Rounding out this package of backlogged orders are a $2.37 billion deal for Harpoon Block II surface-to-air missiles and $1 billion for SLAM-ER air-launched missiles.
This new defense bill and the release of backlogged orders are critically overdue, especially since Chinese military might—and matching aggressiveness—around Taiwan are on the rise. Taiwan needs to take some serious steps in bulking up its defenses and make up for the dearth of arms purchases over the past 15 years or so.
Taipei seems to be listening. Last year, Taiwan announced it would spend an extra $9 billion on defense over the next five years. In August this year, the Taiwanese government said it would increase the 2022 defense budget by 14 percent over 2021 to a record $19.41 billion.
Moreover, one of Taiwan’s most ambitious (and sorely needed) weapons programs—the construction of a fleet of indigenous submarines—appears to be finally on the path of achievement. Taiwan has wanted new submarines (currently, its sub fleet consists of two 35-year-old Dutch-built boats, plus two ex-U.S. submarines that actually date from World War II) for decades.
More than 20 years ago, the George W. Bush administration offered Taiwan eight diesel-electric submarines, even though the United States hadn’t built a non-nuclear submarine in more than 40 years. The Bush administration then scrambled to find a European submarine builder willing to supply the technology to Taiwan, but it was ultimately unsuccessful. No nation wanted to incur the wrath of Beijing.
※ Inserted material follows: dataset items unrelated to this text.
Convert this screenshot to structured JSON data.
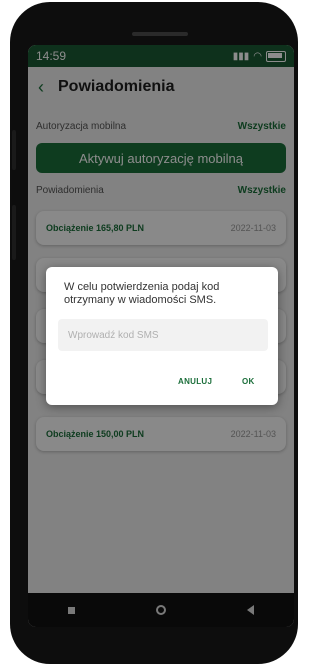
{
  "status_bar": {
    "time": "14:59"
  },
  "header": {
    "title": "Powiadomienia"
  },
  "mobile_auth": {
    "section_label": "Autoryzacja mobilna",
    "all_link": "Wszystkie",
    "activate_button": "Aktywuj autoryzację mobilną"
  },
  "notifications": {
    "section_label": "Powiadomienia",
    "all_link": "Wszystkie",
    "items": [
      {
        "amount": "Obciążenie 165,80 PLN",
        "date": "2022-11-03"
      },
      {
        "amount": "Obciążenie 150,00 PLN",
        "date": "2022-11-03"
      }
    ]
  },
  "dialog": {
    "message": "W celu potwierdzenia podaj kod otrzymany w wiadomości SMS.",
    "input_placeholder": "Wprowadź kod SMS",
    "cancel_button": "ANULUJ",
    "ok_button": "OK"
  },
  "colors": {
    "accent": "#1b6e3a",
    "status_bar": "#1b5a34",
    "phone_body": "#0d0d0d"
  }
}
Eventually, Taipei launched its own Indigenous Defense Submarine (IDS) program in the mid-2010s. It secretly recruited expertise and technology from a variety of sources. According to a Reuters report, Taiwan “stealthily sourced technology, components and talent from at least seven nations.” The United States provided the submarine’s sonar and combat-management system, while the United Kingdom approved the export of submarine components, technology, and software to Taiwan.
Taiwan was also able to recruit former or retired submarine engineers, technicians, and naval officers from Australia, Canada, India, South Korea, and Spain to work on the project.
The IDS will be built by Taiwan’s shipbuilding company, CSBC, at a dedicated facility in Kaohsiung. Construction of the lead boat was begun in 2020; it is scheduled to be launched this month and commissioned by 2025. Ultimately, eight IDS are planned.
All this is good news. Taiwan—aided greatly by the United States—is putting serious effort into making up for years of underspending when it comes to its national defense. Besides the “usual” mix of major platforms—particularly new tanks, fighter jets, and submarines—Taiwan is beginning to assemble a credible asymmetric defense capability especially suitable for protecting the island.
It would seem churlish, therefore, to exhort Taipei to “do more.” That, however, is what it must do. As I’ve said earlier, deterrence is a job that never ends, and Taiwan has a lot of lost time to make up for. New defense spending, U.S. military, and innovative weapons programs are a good start, but this momentum must be maintained for years, if not decades.
Views expressed in this article are the opinions of the author and do not necessarily reflect the views of The Epoch Times.